Initially, the repetitious and emphatic sequencing of a limited palette: black and white, white and black, black, white, black seems to defy the “in-between and transitory” qualities suggested by the title Liminals. On closer inspection however, there are subtleties in the colour, nuances in the forms and qualities in the materials. Some of the globs and splotches marking the surface have been made using unconventional materials such as packaging; one can almost “hear” the artist questioning: “what happens when I do this or use that?” In the same way that her style of mark-making celebrates randomness, Paraone embraces ensuing flaws and faults in the process of investigating materials through the repetition of forms. The shapes created by rolling the slabs are not fluid or elegant forms; the surfaces clearly reflect the limits to which the materials have been pushed. Multiple cracks and fissures are evident and in some instances the pieces have actually cracked apart.
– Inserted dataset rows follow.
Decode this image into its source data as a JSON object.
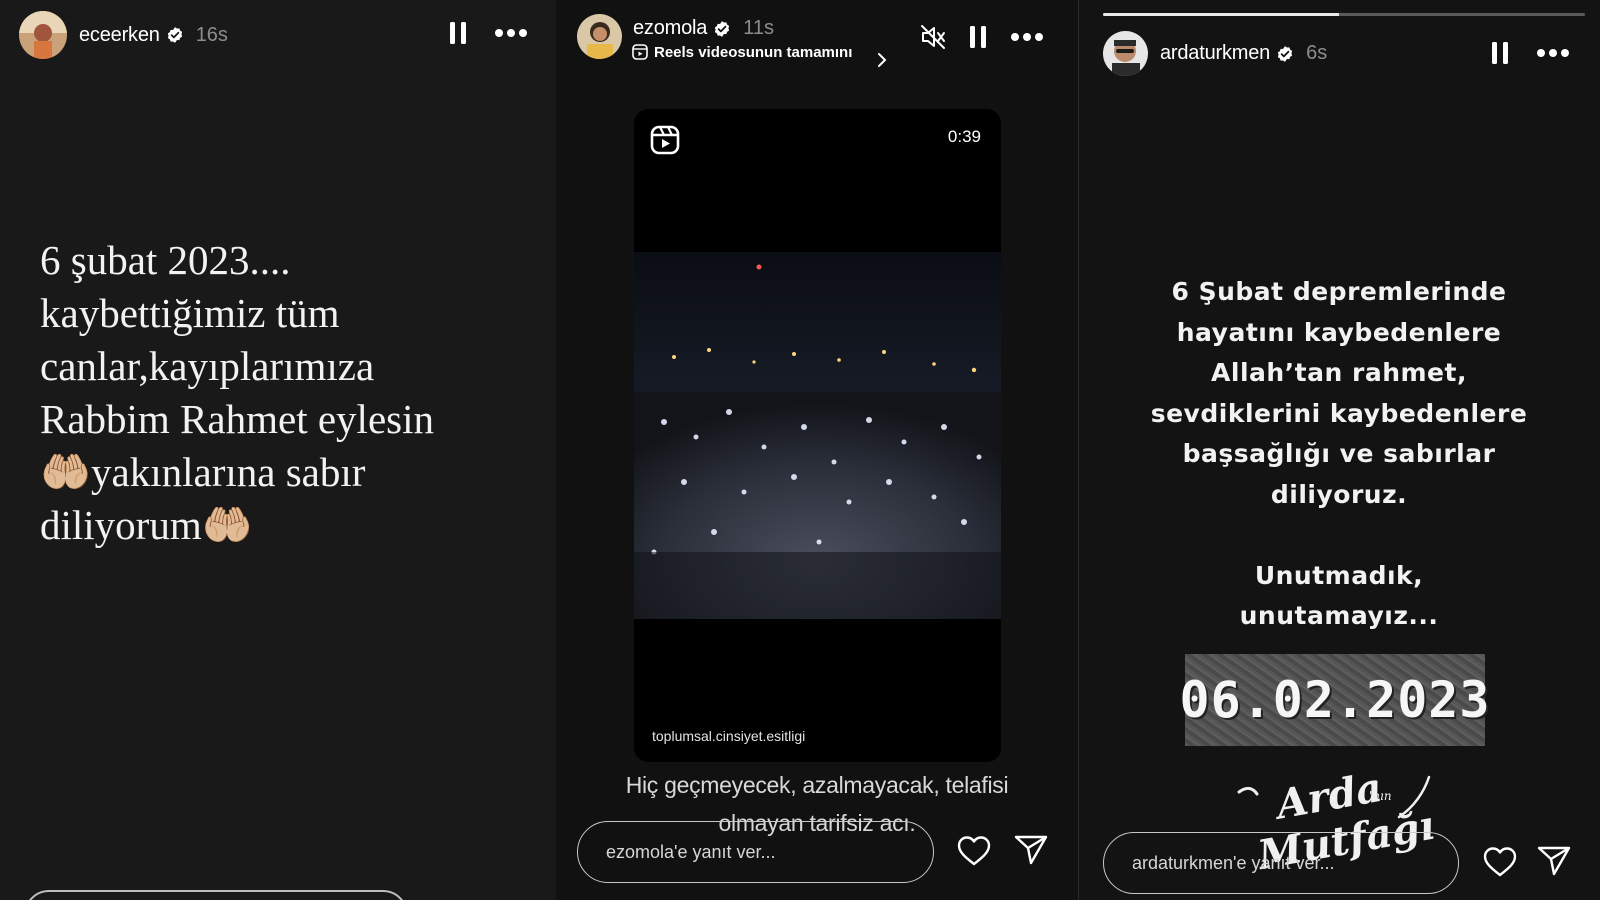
{
  "stories": [
    {
      "username": "eceerken",
      "age": "16s",
      "lines": [
        "6 şubat 2023....",
        "kaybettiğimiz tüm",
        "canlar,kayıplarımıza",
        "Rabbim Rahmet eylesin",
        "🤲🏼yakınlarına sabır",
        "diliyorum🤲🏼"
      ],
      "controls": [
        "pause-icon",
        "more-icon"
      ]
    },
    {
      "username": "ezomola",
      "age": "11s",
      "reels_link": "Reels videosunun tamamını",
      "reel_time": "0:39",
      "reel_source": "toplumsal.cinsiyet.esitligi",
      "caption_line1": "Hiç geçmeyecek, azalmayacak, telafisi",
      "caption_line2": "olmayan tarifsiz acı.",
      "reply_placeholder": "ezomola'e yanıt ver...",
      "controls": [
        "mute-icon",
        "pause-icon",
        "more-icon",
        "like-icon",
        "share-icon"
      ]
    },
    {
      "username": "ardaturkmen",
      "age": "6s",
      "progress": 0.49,
      "lines": [
        "6 Şubat depremlerinde",
        "hayatını kaybedenlere",
        "Allah’tan rahmet,",
        "sevdiklerini kaybedenlere",
        "başsağlığı ve sabırlar",
        "diliyoruz."
      ],
      "lines2": [
        "Unutmadık,",
        "unutamayız..."
      ],
      "date_plate": "06.02.2023",
      "brand": "Arda'nın Mutfağı",
      "reply_placeholder": "ardaturkmen'e yanıt ver...",
      "controls": [
        "pause-icon",
        "more-icon",
        "like-icon",
        "share-icon"
      ]
    }
  ],
  "colors": {
    "background": "#191919",
    "muted_text": "#8d8d8d",
    "verified_badge": "#ffffff"
  }
}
The process of exploration rather than a focus on resolving form is at the heart of Paraone’s work. She states: “Rather than seeking to control the outcome, often a necessary part of fabricating sculpture in this medium, I choose to court failure as a working principle...”
Paraone’s forms are open-ended and to some extent so is the interpretation of her work. Her focus on materials and process, as well as the pairing of clay types and forms invite multiple readings that prompt consideration of subject matter relating to cycles and constraint, hierarchies and history within the domain of art and craft, perhaps even the state of race relations in New Zealand – a state of uneasy co-existence as opposed to idyllic harmony?
In 2013, Jess received an MFA from Whitecliffe College of Art and Design. She is also an accomplished weaver who is represented in galleries throughout New Zealand.